# Everyscrape

In this notebook we collect and visualize data on which genres are popular in which cities, the rankings of which cities have the most spotify listeners (from first to last), and additional information on cities such as lat-long and population. 

In [4]:
import os
import everyscrape
import pandas as pd

# useful during dev
from importlib import reload
everyscrape = reload(everyscrape)

<br>***Import the country codes and scrape a link of cities from the website:***

In [None]:
# import a csv file that matches country names to country codes 
country_codes = pd.read_csv(os.getcwd()+'/data/country_codes.csv', encoding = "ISO-8859-1")
country_codes.columns = ['Country','Country Code', 'Country Code 3']   

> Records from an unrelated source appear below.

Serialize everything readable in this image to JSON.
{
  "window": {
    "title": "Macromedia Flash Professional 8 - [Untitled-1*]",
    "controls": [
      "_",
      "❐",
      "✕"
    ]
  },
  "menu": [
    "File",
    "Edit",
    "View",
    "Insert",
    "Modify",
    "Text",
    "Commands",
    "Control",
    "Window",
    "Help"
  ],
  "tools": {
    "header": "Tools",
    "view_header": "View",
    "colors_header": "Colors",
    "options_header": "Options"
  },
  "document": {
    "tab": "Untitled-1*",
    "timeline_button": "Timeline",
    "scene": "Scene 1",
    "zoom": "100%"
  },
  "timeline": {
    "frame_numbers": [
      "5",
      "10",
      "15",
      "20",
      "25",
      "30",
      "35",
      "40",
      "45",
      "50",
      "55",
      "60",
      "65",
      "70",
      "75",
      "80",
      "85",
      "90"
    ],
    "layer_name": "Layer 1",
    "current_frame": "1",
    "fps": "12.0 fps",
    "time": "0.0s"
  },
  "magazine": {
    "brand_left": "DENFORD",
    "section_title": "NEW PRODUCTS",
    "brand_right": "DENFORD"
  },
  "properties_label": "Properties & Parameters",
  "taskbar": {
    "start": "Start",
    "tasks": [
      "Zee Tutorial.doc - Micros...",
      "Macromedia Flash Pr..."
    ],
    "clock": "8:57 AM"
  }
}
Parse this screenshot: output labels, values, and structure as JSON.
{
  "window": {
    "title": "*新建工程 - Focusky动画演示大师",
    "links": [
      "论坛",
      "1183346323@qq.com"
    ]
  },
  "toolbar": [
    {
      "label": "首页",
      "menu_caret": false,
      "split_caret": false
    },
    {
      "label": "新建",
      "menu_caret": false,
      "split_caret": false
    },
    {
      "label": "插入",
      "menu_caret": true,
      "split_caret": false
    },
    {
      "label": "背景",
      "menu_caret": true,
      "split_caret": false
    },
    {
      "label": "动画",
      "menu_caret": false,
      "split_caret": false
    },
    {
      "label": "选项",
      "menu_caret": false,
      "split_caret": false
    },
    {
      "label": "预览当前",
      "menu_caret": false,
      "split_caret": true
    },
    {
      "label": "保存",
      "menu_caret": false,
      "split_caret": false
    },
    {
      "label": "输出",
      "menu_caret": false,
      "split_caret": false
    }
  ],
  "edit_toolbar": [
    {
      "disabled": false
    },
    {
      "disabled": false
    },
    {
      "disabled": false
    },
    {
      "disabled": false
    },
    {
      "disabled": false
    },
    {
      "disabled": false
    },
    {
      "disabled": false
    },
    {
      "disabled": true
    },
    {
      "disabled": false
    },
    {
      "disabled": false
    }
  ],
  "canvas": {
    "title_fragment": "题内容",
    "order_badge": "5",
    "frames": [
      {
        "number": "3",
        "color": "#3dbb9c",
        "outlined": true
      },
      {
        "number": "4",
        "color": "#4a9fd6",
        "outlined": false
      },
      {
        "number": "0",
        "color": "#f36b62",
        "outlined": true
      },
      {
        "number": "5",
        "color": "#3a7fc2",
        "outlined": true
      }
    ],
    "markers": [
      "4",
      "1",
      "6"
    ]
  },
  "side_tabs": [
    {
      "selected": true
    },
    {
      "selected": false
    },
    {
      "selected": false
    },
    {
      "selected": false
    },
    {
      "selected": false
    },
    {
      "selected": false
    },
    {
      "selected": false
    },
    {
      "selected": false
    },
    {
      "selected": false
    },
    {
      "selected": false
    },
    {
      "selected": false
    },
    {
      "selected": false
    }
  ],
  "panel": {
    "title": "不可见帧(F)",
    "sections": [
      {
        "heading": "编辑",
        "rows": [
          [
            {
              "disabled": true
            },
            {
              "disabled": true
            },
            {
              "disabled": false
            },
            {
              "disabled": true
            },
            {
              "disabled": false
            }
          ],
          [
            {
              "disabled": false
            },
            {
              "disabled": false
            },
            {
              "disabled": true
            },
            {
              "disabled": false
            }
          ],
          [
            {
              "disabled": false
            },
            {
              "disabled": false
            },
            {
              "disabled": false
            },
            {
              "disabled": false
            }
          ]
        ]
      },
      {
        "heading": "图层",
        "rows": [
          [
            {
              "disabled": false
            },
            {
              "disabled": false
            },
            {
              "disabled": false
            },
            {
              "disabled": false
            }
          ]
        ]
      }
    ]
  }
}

# get the links with all the cities 
links = everyscrape.get_cities()                                       
print(str(len(links))," links")

<br>***Scrape each city link (this will take a while, use the `resume` option to pick up where you left off in case connection gets interrupted):***

In [None]:
# scrape the everynoise website for genre popularity 
everynoise_popularity = everyscrape.genre_popularity(links,            
                                                     os.getcwd()+'/data/everynoise_popularity.csv')

<br>***Read the saved data:***

In [19]:
 # import the saved data
everynoise_popularity = pd.read_csv(os.getcwd()+'/data/everynoise_popularity.csv')  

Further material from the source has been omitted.